A little background for those who don’t know the issue I’m going to talk about. Classically, inode numbers and offsets were 32-bit values, but as you might guess nowadays this cannot be true, files bigger than 2GB (the highest offset that 32-bit can represent) are quite common, just think of DVD images, or even better of BluRay disks, 50GB are huge), and modern filesystems (as Eric points out: XFS, btrfs and ext4) have or might have 64-bit inode numbers. Since changing the size of types would have broken ABI compatibility, GNU libc, as well as other libraries, added support for the so-called “largefile” mode. In largefile mode, the standard file operations have types with 64-bit size. The way this is implemented is by replacing calls like open() or stat() with 64-bit variants, called open64() and stat64(). Other operating systems like FreeBSD broke ABI compatibility and only have 64-bit interfaces. On new systems that are natively 64-bit, like AMD64, the new 64-bit interface is enabled by default, so the 64-bit specific interface is not needed.

Now since the two interfaces are, well, different interfaces, the only moment when they can be switched is at build time, indeed, you need to pass some compiler defines so that it replaces he calls at buildtime, and thus make use of either the old or the new largefile interface. Most packages you can think of are probably using largefiles already, some conditionally, some unconditionally as needed, and some unconditionally, needed or not just to be safe. The problem is that not all software can deal with largefile properly as it is.

The usual way to discover a package does not support largefile is watching it fail on a >2GB file. The problem is that it’s not so nice since it means you have to fix the problem when it becomes a problem, while it would be much better to be able to identify the problem earlier, so that it can be solved before it becomes a true problem. But Eric’s post has given me an idea; I asked him for the script (which you can find attached to this post if Typo is not going to do some funny thing update: I finally was able to make lighttpd serve the script; for once Typo was innocent) and I used the same logic to identify packages using 32-bit interfaces with scanelf after portage installs it.
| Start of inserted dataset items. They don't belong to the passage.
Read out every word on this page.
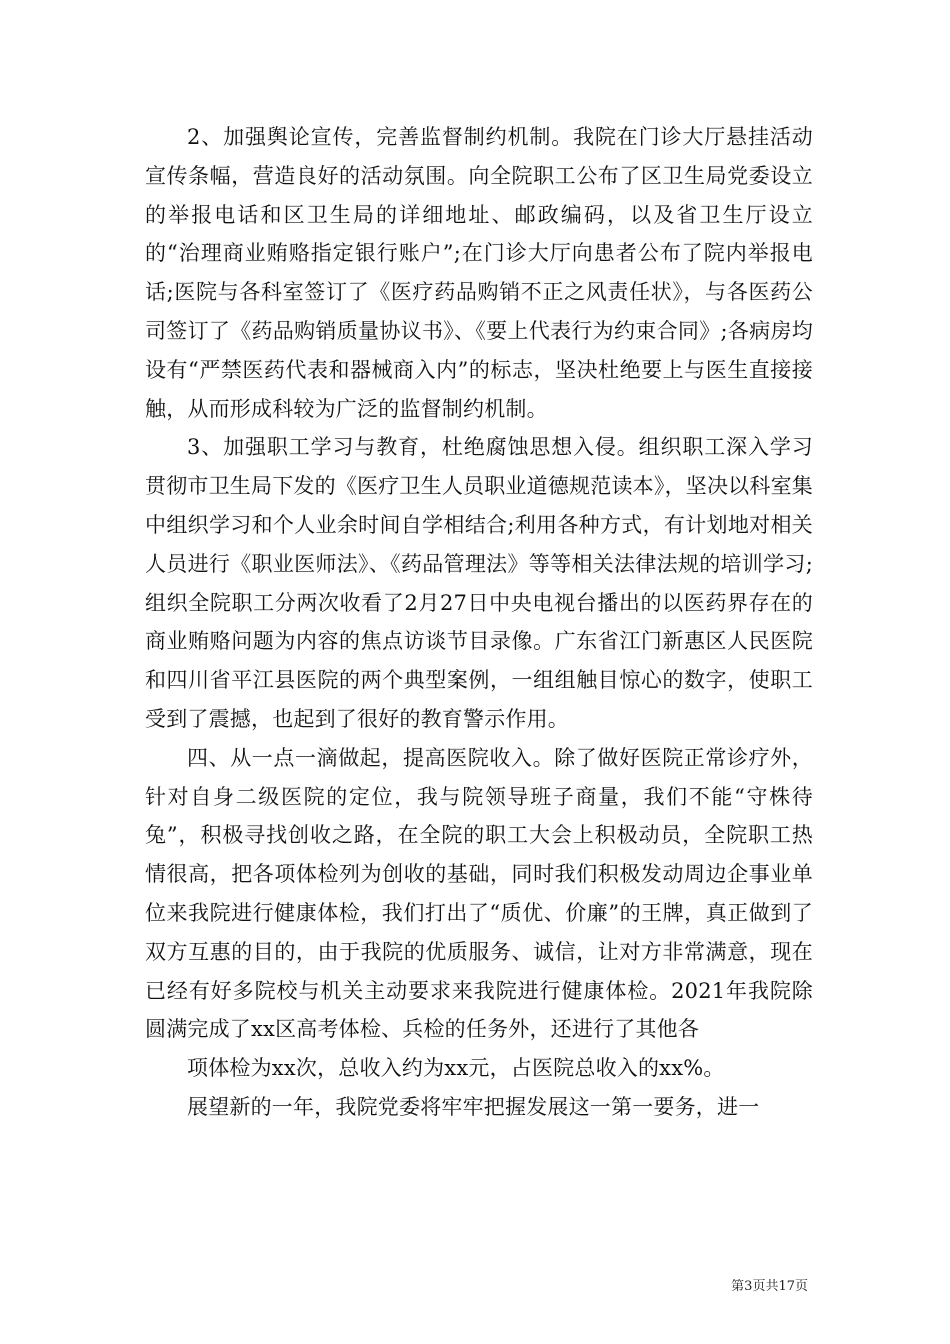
2、加强舆论宣传，完善监督制约机制。我院在门诊大厅悬挂活动宣传条幅，营造良好的活动氛围。向全院职工公布了区卫生局党委设立的举报电话和区卫生局的详细地址、邮政编码，以及省卫生厅设立的“治理商业贿赂指定银行账户”;在门诊大厅向患者公布了院内举报电话;医院与各科室签订了《医疗药品购销不正之风责任状》，与各医药公司签订了《药品购销质量协议书》、《要上代表行为约束合同》;各病房均设有“严禁医药代表和器械商入内”的标志，坚决杜绝要上与医生直接接触，从而形成科较为广泛的监督制约机制。

3、加强职工学习与教育，杜绝腐蚀思想入侵。组织职工深入学习贯彻市卫生局下发的《医疗卫生人员职业道德规范读本》，坚决以科室集中组织学习和个人业余时间自学相结合;利用各种方式，有计划地对相关人员进行《职业医师法》、《药品管理法》等等相关法律法规的培训学习;组织全院职工分两次收看了2月27日中央电视台播出的以医药界存在的商业贿赂问题为内容的焦点访谈节目录像。广东省江门新惠区人民医院和四川省平江县医院的两个典型案例，一组组触目惊心的数字，使职工受到了震撼，也起到了很好的教育警示作用。

四、从一点一滴做起，提高医院收入。除了做好医院正常诊疗外，针对自身二级医院的定位，我与院领导班子商量，我们不能“守株待兔”，积极寻找创收之路，在全院的职工大会上积极动员，全院职工热情很高，把各项体检列为创收的基础，同时我们积极发动周边企事业单位来我院进行健康体检，我们打出了“质优、价廉”的王牌，真正做到了双方互惠的目的，由于我院的优质服务、诚信，让对方非常满意，现在已经有好多院校与机关主动要求来我院进行健康体检。2021年我院除圆满完成了xx区高考体检、兵检的任务外，还进行了其他各

项体检为xx次，总收入约为xx元，占医院总收入的xx%。

展望新的一年，我院党委将牢牢把握发展这一第一要务，进一

第3页共17页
This is not yet a complete test since I’m forcing it to work only on x86 systems (I wanted to exclude AMD64), and it only checks stat symbols, it should check open, read write and all the other symbols too. More importantly, this is not going to work with the scanelf that you got installed by portage right now (0.1.18), since I had to fix it a bit to properly handle regexp matching and multiple symbols matching. So if you want to try this you’ll probably have to wait till I release a 0.1.19 version. At any rate, the code in the bashrc file is just the following, for now:

post_src_install() {
    scanelf -q -F "#s%F" -R -s '-__xstat,-__lxstat,-__fxstat' "${D}" > "${T}"/flameeyes-scanelf-stat64.log
    if [[ -s "${T}"/flameeyes-scanelf-stat64.log ]]; then
    ewarn "Flameeyes QA Warning! Missing largefile support"
    cat "${T}"/flameeyes-scanelf-stat64.log >/dev/stderr
    fi
}

Please don’t rush submitting bugs for these things though; these are useful to know and they should probably be fixed, but please send the patches upstream rather than directly to Gentoo, for now.